ICE officials disputed the ACLU’s characterization of conditions at Torrance, saying the detention center met standards required by the federal government, standards that pro-immigration advocates say are too low.

“If these standards and requirements are not met, ICE will terminate the Facility Use Agreement,” said Jason Houser, the agency’s chief of staff. Torrance is operated by for-profit prison company CoreCivic, which also said the facility meets federal standards.

Immigrant detention is only part of a larger discussion about who can enter the United States to seek refuge and work. The actions of Republican governors — Greg Abbott of Texas, Doug Ducey of Arizona and Ron DeSantis of Florida — to transport migrants across the country by bus or plane, a political ploy to earn points for immigration in the midterm elections, have even more attracted attention to the problem.

Complaints about prison conditions have persisted for years, leading to increasing levels of surveillance. But ICE consistently reports that nearly all of its detention facilities meet national standards.

President Joe Biden promised to end long-term immigration detention. Since taking office, he has stopped providing shelter or reduced the number of immigrants at six facilities that have been a concern for human rights defenders and government investigators for years. The government also halted the incarceration of immigrant families, and Biden called for 9,000 fewer immigrant prison beds in his latest budget request.

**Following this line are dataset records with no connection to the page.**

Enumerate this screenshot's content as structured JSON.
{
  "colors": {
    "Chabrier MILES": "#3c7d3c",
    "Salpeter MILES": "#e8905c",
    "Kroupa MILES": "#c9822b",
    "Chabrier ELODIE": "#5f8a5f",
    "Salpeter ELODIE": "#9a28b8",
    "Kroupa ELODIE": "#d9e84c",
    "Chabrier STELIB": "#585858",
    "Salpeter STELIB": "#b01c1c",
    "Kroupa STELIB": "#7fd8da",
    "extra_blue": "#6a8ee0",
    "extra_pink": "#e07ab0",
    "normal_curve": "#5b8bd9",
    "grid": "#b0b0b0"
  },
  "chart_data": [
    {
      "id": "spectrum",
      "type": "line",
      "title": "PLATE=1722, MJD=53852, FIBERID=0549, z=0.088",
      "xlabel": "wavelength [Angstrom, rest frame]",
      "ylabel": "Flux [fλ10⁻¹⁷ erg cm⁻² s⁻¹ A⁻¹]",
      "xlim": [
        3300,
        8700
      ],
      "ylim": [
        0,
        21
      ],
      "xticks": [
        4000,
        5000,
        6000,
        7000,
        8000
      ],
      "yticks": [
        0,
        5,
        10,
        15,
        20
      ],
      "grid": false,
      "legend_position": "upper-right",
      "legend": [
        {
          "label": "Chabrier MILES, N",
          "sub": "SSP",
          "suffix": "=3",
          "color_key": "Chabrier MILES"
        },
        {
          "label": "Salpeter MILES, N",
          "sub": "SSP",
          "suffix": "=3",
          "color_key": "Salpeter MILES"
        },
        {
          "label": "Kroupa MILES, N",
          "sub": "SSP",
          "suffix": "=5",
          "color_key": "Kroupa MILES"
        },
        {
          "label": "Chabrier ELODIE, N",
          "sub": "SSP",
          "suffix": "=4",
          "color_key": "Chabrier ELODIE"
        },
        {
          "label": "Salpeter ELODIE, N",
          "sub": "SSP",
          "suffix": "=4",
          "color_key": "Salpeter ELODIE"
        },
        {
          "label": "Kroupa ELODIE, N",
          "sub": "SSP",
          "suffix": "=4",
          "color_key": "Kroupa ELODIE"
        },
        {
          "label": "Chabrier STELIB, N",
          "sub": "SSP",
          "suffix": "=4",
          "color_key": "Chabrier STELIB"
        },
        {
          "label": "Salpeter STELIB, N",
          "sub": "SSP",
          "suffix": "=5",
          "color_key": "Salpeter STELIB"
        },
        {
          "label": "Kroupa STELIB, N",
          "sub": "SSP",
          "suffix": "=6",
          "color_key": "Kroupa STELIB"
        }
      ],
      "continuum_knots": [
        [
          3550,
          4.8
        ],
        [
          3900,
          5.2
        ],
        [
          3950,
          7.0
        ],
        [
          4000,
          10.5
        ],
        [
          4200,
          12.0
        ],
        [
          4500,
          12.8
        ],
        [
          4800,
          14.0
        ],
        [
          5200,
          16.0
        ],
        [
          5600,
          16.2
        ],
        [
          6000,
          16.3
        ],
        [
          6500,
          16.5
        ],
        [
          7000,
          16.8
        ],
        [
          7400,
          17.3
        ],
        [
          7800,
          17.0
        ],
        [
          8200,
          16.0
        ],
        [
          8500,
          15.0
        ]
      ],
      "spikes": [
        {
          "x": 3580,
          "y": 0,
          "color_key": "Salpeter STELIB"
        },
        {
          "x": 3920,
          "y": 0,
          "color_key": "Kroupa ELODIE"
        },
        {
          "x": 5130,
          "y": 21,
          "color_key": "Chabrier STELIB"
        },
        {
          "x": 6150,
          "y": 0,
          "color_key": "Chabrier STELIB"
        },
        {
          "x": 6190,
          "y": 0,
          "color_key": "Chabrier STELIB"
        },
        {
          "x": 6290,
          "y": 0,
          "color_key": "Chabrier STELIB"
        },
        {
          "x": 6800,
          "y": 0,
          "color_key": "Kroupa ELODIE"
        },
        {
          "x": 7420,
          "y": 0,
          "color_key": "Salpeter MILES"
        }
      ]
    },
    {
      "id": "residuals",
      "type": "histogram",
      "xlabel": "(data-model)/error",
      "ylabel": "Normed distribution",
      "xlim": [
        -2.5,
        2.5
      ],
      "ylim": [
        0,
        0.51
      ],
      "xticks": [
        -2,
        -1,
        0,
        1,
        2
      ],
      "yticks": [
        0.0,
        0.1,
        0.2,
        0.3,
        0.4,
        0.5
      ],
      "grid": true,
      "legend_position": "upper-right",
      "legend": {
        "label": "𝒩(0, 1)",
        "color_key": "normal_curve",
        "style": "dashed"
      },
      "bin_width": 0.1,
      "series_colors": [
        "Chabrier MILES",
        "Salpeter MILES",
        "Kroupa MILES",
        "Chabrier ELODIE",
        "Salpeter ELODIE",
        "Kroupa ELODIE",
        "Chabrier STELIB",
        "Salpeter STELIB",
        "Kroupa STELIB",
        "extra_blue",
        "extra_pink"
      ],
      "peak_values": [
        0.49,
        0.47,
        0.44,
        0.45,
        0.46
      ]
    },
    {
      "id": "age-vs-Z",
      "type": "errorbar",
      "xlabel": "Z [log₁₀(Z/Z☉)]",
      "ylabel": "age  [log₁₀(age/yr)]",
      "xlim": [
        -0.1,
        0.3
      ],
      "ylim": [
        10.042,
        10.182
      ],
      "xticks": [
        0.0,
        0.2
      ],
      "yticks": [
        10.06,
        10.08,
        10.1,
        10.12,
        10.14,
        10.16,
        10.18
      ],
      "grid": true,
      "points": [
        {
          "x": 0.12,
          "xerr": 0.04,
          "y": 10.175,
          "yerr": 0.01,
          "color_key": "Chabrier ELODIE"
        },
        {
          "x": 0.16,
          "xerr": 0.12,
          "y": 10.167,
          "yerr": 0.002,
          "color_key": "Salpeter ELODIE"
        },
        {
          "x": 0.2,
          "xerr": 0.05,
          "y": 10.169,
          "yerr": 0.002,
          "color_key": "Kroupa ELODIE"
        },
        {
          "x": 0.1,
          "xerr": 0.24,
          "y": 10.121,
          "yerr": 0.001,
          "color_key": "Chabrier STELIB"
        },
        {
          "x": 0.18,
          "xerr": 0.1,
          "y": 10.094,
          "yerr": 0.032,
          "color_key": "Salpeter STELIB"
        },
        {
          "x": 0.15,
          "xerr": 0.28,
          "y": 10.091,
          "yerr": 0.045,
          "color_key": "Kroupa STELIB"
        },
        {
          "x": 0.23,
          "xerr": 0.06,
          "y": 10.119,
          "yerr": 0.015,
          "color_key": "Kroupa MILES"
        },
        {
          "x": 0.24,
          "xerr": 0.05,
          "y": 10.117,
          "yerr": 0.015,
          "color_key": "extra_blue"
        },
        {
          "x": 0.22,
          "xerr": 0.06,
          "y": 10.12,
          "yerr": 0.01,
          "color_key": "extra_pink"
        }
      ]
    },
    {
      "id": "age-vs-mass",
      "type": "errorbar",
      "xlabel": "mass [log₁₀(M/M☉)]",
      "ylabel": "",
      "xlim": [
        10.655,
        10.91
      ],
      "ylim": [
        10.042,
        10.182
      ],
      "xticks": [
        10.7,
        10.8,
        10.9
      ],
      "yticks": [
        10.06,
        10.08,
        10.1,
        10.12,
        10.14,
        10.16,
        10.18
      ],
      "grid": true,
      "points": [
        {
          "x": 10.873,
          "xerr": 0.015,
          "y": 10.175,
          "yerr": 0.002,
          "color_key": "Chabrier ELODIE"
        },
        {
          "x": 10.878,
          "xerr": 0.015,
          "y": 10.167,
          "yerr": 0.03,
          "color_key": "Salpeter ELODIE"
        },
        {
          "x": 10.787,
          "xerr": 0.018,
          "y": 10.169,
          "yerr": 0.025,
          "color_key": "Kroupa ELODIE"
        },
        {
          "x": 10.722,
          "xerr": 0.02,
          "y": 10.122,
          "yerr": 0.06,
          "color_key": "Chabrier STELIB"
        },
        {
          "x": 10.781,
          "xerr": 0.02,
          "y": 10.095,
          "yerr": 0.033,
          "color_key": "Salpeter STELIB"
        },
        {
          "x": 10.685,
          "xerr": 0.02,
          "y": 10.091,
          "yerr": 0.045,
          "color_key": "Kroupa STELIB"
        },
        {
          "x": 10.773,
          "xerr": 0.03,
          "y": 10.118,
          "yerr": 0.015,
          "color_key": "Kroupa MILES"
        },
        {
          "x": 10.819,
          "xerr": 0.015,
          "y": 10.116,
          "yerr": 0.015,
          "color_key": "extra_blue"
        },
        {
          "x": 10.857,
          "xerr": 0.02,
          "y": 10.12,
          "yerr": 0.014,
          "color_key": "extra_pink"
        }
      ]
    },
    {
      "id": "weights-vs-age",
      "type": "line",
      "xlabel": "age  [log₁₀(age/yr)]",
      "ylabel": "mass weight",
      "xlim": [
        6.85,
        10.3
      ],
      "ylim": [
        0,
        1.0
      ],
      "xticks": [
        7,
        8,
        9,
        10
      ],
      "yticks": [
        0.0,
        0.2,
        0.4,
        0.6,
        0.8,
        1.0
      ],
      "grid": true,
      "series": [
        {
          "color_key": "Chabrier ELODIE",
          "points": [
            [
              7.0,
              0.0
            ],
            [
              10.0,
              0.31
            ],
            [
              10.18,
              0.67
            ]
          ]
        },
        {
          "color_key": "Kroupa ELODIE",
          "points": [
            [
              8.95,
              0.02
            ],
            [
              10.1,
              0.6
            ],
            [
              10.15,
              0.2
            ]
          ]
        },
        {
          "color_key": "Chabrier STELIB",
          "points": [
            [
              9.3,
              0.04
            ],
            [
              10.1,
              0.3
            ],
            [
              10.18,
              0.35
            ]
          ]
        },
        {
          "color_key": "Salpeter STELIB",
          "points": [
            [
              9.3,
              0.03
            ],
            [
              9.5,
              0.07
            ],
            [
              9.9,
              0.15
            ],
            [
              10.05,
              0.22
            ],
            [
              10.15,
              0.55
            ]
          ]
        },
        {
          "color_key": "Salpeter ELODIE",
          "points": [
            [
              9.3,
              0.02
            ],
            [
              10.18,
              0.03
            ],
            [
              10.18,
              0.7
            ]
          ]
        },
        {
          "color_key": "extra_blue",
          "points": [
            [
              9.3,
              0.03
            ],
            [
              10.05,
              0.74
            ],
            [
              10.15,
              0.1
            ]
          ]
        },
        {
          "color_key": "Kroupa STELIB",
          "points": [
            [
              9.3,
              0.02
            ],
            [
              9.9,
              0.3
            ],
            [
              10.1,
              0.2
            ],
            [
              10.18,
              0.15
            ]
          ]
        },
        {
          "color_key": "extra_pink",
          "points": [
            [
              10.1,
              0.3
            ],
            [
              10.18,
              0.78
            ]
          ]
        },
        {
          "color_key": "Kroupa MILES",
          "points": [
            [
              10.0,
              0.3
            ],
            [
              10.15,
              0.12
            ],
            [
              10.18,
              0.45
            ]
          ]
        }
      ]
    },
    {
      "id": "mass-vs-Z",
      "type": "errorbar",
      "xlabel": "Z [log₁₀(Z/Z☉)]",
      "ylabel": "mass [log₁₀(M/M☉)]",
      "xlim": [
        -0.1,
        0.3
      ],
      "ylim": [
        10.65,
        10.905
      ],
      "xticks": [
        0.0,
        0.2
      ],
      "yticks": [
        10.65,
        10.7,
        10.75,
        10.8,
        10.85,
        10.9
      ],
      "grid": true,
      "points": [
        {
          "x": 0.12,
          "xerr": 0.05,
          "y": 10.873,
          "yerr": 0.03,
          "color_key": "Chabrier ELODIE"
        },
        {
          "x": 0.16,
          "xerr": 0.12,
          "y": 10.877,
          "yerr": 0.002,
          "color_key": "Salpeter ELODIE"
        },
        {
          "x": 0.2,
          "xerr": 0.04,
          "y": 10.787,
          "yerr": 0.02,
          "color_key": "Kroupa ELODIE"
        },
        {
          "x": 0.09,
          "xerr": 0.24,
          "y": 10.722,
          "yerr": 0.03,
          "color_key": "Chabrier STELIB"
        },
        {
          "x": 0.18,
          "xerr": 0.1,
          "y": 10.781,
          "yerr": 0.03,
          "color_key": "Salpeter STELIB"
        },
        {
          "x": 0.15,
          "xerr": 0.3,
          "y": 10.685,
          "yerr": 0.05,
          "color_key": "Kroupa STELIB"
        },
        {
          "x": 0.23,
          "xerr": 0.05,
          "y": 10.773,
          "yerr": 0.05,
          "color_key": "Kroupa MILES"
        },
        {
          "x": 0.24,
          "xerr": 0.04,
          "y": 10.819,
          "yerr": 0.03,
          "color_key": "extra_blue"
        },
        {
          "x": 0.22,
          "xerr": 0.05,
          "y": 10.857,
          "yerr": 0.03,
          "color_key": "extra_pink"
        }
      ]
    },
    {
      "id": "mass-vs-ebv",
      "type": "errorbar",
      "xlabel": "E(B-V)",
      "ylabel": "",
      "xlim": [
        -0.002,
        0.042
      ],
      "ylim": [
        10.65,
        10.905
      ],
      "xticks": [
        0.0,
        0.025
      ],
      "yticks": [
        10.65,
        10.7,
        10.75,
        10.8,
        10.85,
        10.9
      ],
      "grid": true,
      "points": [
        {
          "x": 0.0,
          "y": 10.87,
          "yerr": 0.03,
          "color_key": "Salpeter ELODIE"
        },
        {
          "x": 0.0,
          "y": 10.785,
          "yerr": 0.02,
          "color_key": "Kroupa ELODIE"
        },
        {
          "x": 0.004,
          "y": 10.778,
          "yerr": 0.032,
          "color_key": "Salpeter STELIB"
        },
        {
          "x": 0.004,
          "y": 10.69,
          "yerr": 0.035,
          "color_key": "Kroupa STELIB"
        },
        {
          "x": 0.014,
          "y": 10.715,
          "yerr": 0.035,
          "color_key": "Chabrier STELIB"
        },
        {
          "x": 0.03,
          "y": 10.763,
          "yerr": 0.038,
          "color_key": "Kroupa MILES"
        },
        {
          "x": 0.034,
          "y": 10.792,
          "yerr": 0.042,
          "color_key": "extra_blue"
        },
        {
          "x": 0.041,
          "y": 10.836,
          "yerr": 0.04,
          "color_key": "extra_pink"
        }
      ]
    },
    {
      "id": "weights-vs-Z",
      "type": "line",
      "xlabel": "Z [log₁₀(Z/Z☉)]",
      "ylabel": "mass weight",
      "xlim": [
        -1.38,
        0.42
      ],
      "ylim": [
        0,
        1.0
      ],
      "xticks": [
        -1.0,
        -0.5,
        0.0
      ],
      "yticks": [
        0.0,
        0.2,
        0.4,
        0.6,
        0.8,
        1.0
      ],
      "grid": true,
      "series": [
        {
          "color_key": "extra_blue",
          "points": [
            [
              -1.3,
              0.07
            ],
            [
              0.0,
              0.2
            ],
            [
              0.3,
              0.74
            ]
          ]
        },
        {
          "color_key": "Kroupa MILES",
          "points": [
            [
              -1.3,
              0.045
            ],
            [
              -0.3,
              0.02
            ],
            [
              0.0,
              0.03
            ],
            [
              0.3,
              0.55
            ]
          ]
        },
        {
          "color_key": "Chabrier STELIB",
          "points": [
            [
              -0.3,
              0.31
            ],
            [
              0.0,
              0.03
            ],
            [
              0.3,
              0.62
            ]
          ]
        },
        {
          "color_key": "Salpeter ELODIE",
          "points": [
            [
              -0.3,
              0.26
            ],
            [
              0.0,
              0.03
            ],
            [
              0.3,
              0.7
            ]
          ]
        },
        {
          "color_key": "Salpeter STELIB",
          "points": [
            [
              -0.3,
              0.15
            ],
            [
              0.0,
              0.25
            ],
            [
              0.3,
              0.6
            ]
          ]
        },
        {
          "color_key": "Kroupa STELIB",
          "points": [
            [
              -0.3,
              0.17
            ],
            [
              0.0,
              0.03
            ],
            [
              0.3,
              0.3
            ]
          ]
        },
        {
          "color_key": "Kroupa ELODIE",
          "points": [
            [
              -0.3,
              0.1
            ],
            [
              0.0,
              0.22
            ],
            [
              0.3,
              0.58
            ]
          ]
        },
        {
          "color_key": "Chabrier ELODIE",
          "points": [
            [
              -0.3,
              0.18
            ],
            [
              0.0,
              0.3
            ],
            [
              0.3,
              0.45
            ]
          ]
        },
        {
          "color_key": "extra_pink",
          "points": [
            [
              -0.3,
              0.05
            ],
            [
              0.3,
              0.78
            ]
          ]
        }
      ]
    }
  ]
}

For months, complaints have been mounting about the living conditions of detainees and detainees’ access to legal counsel in Torrance.

Recently, the ACLU’s New Mexico office and another advocacy group, the Innovation Law Lab, obtained documents through a public filing request, including maintenance records and personnel information that attorneys say support previous complaints.

One of the documents registered more than 2,000 maintenance calls between August 2021 and July of this year for situations such as clogged or overflowing toilets, lack of hot water, and other issues related to the physical structure of the building, which has more than 30 years of Antiguaty.

“CoreCivic’s own records demonstrate that these serious health and safety issues have been known for a long time,” said Rebecca Sheff, lead attorney for the ACLU’s New Mexico office.

Attorneys for inmates in Torrance said they find it difficult to schedule meetings with their clients to discuss fundamental issues about their cases. Phone calls are often cut off. And when they spoke to detainees, they heard the same complaints about structural problems with the building and drinking water that they thought made them feel sick. And there have been repeated reports that the center is understaffed.

ICE Chief of Staff Houser visited the facility earlier this month and said he drank the water and did not feel sick. An ICE spokesman said Torrance inmates are getting 130 minutes of free phone calls per week in 10-minute increments, which may explain why calls are being dropped.

ICE oversees 178 facilities across the country, most of which are run by private companies or county jails, where immigrants who entered the country illegally are detained.